A college has unveiled multi-million pound plans for a new campus catering for up to 13,000 students.

Northbrook College is currently based at three locations around the town at Union Place, Broadwater Road and Littlehampton Road but wants to put all facilities on the Broadwater Road site which covers almost ten acres.

The cost of the scheme has been estimated at more than £42 million, with some of the cash coming from the sale of the Union Place and Littlehampton Road plots.

Northbrook principal David Percival hopes work could start next year but first the college must obtain planning permission for the campus, which includes a five-storey tower, theatre and at least 450 car spaces.

Access to the building, which appears from graphics to be predominantly glass-fronted and flat-roofed, would be via Carnegie Road as it is now.

Mr Percival said around 1,000 students from Worthing who could be taught at Northbrook travelled to colleges with better facilities elsewhere such as Chichester and Brighton.

He believes the new campus could cope with up to 13,000 students but emphasised that only a fraction would be on site at any one time.

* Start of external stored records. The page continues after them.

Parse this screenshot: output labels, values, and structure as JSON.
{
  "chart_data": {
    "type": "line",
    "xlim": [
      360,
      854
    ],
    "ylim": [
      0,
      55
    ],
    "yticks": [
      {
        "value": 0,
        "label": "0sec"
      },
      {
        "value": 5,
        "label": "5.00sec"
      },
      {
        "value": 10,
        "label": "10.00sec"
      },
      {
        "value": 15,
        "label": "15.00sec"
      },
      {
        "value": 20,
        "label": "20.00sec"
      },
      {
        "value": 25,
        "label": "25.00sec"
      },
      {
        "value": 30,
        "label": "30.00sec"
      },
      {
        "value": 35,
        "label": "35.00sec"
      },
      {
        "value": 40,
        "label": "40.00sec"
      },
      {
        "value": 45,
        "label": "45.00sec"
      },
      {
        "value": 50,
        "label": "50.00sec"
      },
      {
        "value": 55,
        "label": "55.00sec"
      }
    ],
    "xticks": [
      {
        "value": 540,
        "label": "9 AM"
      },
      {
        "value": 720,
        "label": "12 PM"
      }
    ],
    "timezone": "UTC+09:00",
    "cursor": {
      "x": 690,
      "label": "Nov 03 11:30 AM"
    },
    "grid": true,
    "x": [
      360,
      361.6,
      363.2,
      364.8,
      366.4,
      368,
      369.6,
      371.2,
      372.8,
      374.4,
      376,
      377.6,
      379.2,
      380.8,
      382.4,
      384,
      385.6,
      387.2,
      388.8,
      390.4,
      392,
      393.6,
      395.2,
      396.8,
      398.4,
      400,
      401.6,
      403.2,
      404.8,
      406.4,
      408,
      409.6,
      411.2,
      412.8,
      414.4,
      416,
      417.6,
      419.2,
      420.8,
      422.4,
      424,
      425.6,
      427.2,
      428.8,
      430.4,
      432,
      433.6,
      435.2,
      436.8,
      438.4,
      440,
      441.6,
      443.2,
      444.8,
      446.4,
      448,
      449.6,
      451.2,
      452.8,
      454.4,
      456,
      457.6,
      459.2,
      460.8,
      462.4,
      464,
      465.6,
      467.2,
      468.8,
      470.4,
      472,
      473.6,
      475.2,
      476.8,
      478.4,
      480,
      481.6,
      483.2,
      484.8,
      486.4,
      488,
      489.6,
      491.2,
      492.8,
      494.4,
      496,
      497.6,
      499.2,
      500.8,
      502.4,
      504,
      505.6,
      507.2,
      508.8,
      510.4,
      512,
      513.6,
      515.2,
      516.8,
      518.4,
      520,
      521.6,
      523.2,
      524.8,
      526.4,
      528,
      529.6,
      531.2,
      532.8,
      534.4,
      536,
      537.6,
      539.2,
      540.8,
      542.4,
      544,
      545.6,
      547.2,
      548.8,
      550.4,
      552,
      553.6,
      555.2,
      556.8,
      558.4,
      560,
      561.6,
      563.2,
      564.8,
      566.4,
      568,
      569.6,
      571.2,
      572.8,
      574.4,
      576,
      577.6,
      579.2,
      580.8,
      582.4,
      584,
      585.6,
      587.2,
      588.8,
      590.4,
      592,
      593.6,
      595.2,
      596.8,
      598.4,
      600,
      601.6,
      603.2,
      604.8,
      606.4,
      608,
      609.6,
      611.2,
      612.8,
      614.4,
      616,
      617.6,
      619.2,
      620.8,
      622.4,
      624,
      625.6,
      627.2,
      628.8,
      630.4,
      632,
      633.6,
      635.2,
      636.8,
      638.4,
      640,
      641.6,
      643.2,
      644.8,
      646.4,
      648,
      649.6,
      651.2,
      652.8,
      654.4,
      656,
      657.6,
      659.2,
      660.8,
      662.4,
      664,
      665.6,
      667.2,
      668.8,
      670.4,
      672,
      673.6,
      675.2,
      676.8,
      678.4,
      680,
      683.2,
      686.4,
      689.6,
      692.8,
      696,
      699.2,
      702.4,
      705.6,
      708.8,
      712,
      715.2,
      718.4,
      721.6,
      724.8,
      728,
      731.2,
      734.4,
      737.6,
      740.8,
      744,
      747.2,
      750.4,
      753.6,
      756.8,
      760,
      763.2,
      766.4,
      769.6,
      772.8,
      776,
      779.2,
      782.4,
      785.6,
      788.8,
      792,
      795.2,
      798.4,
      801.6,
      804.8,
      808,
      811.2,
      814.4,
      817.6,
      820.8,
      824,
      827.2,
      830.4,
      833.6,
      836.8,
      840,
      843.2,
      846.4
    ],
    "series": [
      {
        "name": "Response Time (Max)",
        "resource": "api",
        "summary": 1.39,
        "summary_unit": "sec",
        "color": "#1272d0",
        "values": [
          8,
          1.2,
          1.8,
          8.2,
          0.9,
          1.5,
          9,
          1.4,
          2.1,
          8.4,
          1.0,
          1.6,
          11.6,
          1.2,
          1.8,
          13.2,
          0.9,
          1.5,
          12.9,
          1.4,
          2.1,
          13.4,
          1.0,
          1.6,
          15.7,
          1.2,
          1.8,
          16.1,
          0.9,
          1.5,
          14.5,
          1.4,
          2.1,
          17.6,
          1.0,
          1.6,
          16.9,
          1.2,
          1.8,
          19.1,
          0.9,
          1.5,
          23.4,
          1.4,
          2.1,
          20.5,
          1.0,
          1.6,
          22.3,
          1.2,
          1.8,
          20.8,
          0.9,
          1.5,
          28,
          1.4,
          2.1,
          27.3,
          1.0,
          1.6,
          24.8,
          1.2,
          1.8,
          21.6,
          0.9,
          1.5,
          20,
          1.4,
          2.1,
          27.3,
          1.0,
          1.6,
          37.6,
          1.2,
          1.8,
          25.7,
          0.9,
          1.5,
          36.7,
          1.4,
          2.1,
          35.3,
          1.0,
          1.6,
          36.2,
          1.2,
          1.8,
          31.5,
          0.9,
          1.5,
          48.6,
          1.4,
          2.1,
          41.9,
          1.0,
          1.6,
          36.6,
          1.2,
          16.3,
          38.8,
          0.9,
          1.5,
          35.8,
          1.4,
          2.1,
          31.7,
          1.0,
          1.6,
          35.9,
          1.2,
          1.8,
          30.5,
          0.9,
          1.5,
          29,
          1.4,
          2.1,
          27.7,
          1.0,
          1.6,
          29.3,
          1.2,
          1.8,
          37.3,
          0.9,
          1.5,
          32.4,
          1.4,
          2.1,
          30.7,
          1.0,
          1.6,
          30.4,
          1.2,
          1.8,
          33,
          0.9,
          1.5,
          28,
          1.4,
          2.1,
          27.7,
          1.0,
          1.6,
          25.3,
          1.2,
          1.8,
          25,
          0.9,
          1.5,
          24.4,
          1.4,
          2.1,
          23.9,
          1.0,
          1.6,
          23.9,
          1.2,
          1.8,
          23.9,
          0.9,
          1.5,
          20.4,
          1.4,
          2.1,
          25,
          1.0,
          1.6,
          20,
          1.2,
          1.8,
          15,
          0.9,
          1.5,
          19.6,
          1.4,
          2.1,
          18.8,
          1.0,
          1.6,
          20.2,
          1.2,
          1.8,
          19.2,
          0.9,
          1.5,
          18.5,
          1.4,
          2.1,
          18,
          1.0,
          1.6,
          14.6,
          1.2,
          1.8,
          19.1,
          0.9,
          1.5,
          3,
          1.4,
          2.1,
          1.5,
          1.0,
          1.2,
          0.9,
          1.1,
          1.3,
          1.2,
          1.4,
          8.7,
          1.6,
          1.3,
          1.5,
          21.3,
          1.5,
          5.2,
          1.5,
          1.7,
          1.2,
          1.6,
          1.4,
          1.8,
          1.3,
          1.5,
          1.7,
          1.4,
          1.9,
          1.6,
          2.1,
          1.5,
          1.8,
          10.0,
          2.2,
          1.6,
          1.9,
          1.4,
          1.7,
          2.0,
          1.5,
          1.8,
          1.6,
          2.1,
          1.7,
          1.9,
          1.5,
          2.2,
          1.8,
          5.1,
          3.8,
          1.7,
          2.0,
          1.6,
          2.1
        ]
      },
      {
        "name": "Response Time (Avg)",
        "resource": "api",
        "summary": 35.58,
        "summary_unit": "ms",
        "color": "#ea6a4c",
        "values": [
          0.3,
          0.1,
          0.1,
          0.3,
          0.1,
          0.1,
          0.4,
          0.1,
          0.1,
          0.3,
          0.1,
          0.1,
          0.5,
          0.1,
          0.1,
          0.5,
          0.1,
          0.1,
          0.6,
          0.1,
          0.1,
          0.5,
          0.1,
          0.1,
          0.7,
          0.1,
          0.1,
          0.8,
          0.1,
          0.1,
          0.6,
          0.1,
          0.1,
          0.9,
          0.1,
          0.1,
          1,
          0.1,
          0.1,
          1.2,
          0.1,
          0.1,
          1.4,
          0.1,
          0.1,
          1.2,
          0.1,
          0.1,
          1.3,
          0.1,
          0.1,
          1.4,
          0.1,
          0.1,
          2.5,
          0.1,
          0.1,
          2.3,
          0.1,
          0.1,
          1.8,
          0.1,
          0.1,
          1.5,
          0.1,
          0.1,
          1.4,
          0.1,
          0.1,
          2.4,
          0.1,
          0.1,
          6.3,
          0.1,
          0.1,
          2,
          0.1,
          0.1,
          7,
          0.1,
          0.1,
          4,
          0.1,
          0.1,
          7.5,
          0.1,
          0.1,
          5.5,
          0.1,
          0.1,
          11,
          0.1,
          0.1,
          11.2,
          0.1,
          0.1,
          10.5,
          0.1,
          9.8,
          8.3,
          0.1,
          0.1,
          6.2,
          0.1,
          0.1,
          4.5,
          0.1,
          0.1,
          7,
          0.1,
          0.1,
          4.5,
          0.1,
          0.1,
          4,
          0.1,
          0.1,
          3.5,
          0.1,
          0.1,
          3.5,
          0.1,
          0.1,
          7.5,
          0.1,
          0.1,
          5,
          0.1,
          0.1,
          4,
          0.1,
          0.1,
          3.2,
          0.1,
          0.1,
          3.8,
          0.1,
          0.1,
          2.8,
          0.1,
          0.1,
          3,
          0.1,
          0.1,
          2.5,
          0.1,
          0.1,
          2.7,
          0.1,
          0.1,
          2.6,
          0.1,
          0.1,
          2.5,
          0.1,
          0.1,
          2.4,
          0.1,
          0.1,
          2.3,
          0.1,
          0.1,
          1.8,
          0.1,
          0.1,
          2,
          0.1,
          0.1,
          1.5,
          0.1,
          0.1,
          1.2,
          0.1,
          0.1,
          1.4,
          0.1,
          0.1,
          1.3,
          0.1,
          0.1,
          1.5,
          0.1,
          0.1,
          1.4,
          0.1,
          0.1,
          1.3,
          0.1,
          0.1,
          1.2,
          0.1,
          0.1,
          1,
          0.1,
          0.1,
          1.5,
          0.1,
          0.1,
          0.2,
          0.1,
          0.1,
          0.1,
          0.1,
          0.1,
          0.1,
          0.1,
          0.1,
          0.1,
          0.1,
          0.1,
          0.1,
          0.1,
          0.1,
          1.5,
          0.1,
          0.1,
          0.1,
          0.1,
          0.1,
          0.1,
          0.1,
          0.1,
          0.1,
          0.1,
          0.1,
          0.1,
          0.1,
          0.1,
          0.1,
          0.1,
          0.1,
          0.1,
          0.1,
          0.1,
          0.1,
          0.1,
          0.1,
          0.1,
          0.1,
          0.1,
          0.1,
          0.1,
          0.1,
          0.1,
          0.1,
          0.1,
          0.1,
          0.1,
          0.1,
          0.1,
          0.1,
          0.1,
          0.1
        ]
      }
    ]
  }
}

Mr Percival said money would come from the sale of land, plus borrowing and grants from the Learning and Skills Council.

The theatre would replace one at Littlehampton Road which was built in the 1980s.

The tower, overlooking the Manor Sports Ground, would contain part of the library, a restaurant and boardroom.

The college currently has 650 car spaces but not all of them are used.

However residents will be concerned about the possibility of students parking in surrounding streets.

Mr Percival said: "I think it is going to be tremendous. Broadwater Road is a fantastic gateway position to the town centre. It will have buildings worth looking at and will bring people into the town."

David Sumner, the chairman of the Worthing Society conservation group, studied the plans which went on show for the first time today at the Gordon Room in Stoke Abbott Road, Worthing.

He gave the new college a cautious welcome, but said the devil was in the detail.

Mr Sumner said: "Some of our members said the Broadwater Road site should be housing, with the campus left out at Littlehampton Road."

If the scheme goes ahead, cabin-style school buildings put up in the early 1920s and still used by students will be demolished.